The Kröller-Müller Museum, Otterlo, the Netherlands presents a large solo exhibition of Klaas Kloosterboer, opening Saturday, 9 July 2022. ‘The rules and the game’ brings together more than thirty works ranging from paintings with well-placed blobs of paint to assemblages of boxes and objects trouvés, and from polka-dot works to video works in which Kloosterboer records his actions in the studio.

The exhibition will be on view until 8 January 2023. For further information about The Kröller-Müller Museum click here.
Klaas Kloosterboer (Zuid- en Noord-Schermer, 1959) makes art to create space. His works are the result of actions – the game – that he performs according to the conditions set – the rules – in his studio. The exhibition ‘The rules and the game’ brings together more than thirty of his works: from paintings with well-placed blobs of paint to assemblages of boxes and other objects trouvés, and from polka-dot paintings to video works in which Kloosterboer records his actions in the studio.

Kloosterboer’s works are the result of decisive actions that are preceded by a long process of creating conditions: formulating rules, setting up the studio, arranging materials. The lengthy thought process is just as important as the decision to create a work with a single deliberate act. And what it all comes down to: every action must be concise and correct, because every choice means excluding other possibilities. By consistently acting resolutely, Kloosterboer has developed a multifaceted oeuvre of lucid works of art. 

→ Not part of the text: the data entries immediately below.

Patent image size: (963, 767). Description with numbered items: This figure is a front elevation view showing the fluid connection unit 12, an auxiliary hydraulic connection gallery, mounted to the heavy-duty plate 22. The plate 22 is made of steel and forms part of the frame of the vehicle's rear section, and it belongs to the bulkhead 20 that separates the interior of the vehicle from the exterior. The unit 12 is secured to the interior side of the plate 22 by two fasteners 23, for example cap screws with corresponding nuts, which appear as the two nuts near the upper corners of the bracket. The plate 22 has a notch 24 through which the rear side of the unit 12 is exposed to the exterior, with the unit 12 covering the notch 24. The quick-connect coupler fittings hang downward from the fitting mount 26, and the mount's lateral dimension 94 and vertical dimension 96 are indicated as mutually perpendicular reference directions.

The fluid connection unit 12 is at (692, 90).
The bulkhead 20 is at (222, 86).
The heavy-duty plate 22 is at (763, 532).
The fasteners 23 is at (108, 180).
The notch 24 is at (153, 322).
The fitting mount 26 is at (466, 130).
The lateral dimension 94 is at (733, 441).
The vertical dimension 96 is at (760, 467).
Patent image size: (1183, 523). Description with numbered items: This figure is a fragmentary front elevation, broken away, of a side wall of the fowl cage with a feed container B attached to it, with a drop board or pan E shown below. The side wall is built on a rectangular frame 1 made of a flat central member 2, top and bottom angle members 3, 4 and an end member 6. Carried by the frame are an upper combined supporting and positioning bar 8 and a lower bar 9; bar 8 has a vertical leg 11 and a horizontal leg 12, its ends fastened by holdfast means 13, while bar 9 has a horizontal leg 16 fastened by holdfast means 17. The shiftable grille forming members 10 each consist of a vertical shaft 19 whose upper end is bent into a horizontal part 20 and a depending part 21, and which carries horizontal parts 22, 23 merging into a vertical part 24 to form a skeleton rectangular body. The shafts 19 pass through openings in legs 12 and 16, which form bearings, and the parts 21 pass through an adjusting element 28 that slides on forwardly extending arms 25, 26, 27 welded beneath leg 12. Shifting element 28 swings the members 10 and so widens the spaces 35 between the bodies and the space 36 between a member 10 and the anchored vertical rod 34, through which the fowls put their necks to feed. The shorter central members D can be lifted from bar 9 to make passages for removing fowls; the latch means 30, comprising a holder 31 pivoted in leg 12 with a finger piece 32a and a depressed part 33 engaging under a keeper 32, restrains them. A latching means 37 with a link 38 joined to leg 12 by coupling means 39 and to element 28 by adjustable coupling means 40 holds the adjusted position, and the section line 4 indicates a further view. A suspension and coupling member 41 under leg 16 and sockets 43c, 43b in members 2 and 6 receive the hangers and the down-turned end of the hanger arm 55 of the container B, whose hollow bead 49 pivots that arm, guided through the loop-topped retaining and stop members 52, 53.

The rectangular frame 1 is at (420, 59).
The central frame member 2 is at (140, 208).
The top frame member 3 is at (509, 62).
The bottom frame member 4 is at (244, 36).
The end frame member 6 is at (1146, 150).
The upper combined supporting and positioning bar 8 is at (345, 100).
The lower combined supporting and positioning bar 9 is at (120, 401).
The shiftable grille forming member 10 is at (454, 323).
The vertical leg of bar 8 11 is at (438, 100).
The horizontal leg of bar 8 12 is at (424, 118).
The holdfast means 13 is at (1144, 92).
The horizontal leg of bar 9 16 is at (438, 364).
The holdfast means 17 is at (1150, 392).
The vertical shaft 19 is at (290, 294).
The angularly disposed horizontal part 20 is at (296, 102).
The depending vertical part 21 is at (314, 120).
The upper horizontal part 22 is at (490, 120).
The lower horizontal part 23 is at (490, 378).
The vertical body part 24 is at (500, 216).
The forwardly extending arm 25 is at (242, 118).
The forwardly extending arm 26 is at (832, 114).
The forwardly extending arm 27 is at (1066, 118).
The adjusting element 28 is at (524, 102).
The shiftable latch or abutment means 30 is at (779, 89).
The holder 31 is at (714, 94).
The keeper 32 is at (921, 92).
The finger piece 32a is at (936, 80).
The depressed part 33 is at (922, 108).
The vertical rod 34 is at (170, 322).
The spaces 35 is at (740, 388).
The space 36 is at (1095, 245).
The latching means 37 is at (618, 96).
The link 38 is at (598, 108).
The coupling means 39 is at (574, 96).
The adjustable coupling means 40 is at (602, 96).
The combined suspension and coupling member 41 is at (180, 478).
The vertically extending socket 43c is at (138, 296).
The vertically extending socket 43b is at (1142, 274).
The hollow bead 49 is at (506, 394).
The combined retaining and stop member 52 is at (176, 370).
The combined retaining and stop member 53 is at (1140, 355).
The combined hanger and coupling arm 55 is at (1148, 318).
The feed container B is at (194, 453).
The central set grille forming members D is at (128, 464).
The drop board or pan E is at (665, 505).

As a painter, Kloosterboer is aware that he is part of a centuries-old tradition and that with every new work he once again relates to the work of his predecessors. In his curiosity to see things from a different perspective, he constantly seeks new ways to approach painting: from the appropriation of existing objects (boxes) or patterns (polka-dots) to the declaration of rules or the photographic documentation of an action. Without being too certain – because ‘certainty limits the scope for thinking and acting’ – he goes to work like a juggler, deciding in a split second how to catch the ball and throw it back into the air. And he knows: when the juggler is indecisive he will fail, drop the ball and the game will be over.